Tuesday, May 30, 2006

Happy Belated Memorila Day


We had a fun weekend, did you? We washed all of our cars, went to a memorial day parade, did some yard work and gardening, and ate some Mexican food (I know that's not too patriotic but it's the perfect thing to eat in this Florida heat).

I don't know if I posted here that my Mom got a new car and offered me her old one. I had a '97 Taurus and her's is a '99 so we said sure. Once I sell the '97 the deal is that I give her the money we get. They weren't gonna get much on the trade in so they came up with this win/win idea. It was a nice thing for them to do and I got a nice upgrade of two years and about 25K miles. So we washed all the cars since we needed to get the green one ready for selling. Washing cars isn't too bad when you do it together on a hot day. Even Curtis got in on the action.

Sanford, FL had a nice Memorial day parade yesterday. It was great free family entertainment and Curtis got some cool treats. He got some candy (really for Mommy), a couple pencils, and a frisby (really for Sebastian the dog). He really seemed to enjoy seeing all the police cars and floats.

I am feeling yucky today due to AF. She gave me a week of terrible PMS (panic attacks from hell) and finally showed up yesterday afternoon. I feel weak and my belly is weird. I'm off to make some iced raspberry leaf tea to enjoy this afternoon when Curtis wakes up.

T

Friday, May 26, 2006

back to normal????


Well, I dropped my Mom off at the airport yesterday. Now things are sorta of back to normal. Curt took a half day today because we are going to a birthday/pool party for Curtis' best buddy Adam who turns 2 this weekend. Yipee, pizza and cake and swimming. Curt also has Monday off so this will be a nice long weekend.

Having my mom here was great and also stressful. She was very helpful with Curtis and around the house. The stress part came from the fact that we usually get along so well but I felt definite tension this time. We had a big blow out fight last November and this is the first time I've seen her since then, so I figure that must be part of the reason. It made me sad and stressed me out and no matter what, whenever I see my parents I always have days of reverberating sadness afterwards. Not sadness that I miss them, but sadness that my childhood was what I consider to be bad. They won't agree with me but I do feel that we were all emotionally abused (and some physical) by my Dad and I personally think my Mom is the poster child for denial. Now she gets all weird if I even mention something bad about my father. My guess is that she would feel guilty if she had to admit that she let her children stay in a house with an abusive father. Their denial caused me such mental anguish for years because I thought maybe they were right. Now I feel sure that his actions and words were not right and were not loving and good for us kids. I still feel an overwhelming need for them to admit this, and I don't know why since I know they probably never will. I also feel an overwhelming sadness that I don't get to have a Daddy who can love me like he should.

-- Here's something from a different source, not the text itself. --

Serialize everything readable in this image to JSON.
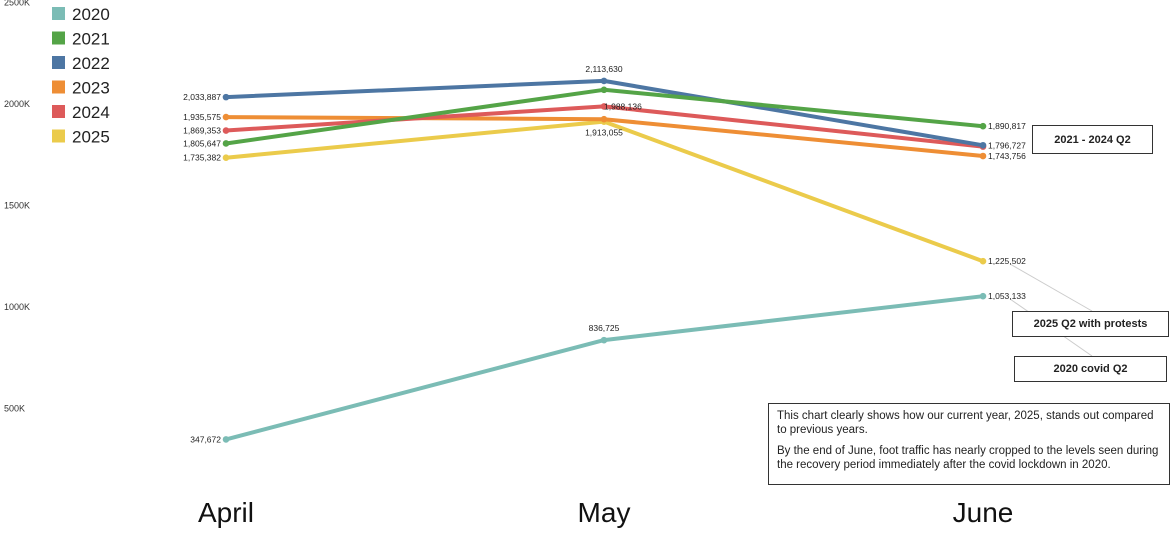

Oh well, now I'm sad. Here's a cute recent pic of my little man.

T

Wednesday, May 17, 2006

hello again

Here we are on the Wednesday before mother's day.

My mother is coming to visit for a week starting tomorrow. I do have to finsh cleaning up but thought I should update because I've been blog lazy lately.

Mother's day was nice except we are all sick. I got sick on Thursday night. I think Curtis already was sick and now Curt has it too. The congestion is just lingering and driving me nuts. I blow my nose and cough about a million times a day and have to wipe Curtis' nose a lot too. He absolutely hates having his nose or face wiped. It sends him into back arching hysterics.

Later,
T

Monday, May 08, 2006

sorry

I've been MIA for no good reason. Well, I did try to post once and DH was downloading a huge file so I got tired of waiting for the window to open and gave up. So, we'll just make this easy and blame it on him!

We had a talk recently about our relationship because I was feeling like it was falling off track. I guess maybe sometimes we just need to talk about what is bothering us so we can get it out and over with. Things are better now, not perfect, but better.

Curtis was terrible at library story time this morning and I don't think I should take him to the library at all anymore. He threw fit after fit and ran right into a glass wall and fell down screaming at one point. I had to abandon my purse and books and take him outside to calm him down. He's in rare form today and I'm over it. He hits me when I don't let him have his way, and while it doesn't hurt, I do worry about his tendency towards violence. Maybe it's just a toddler thing, but you know how it is with FTM's, we always worry that our kid is turning into a psycopath.

Well, I'm off to find some non computer activity.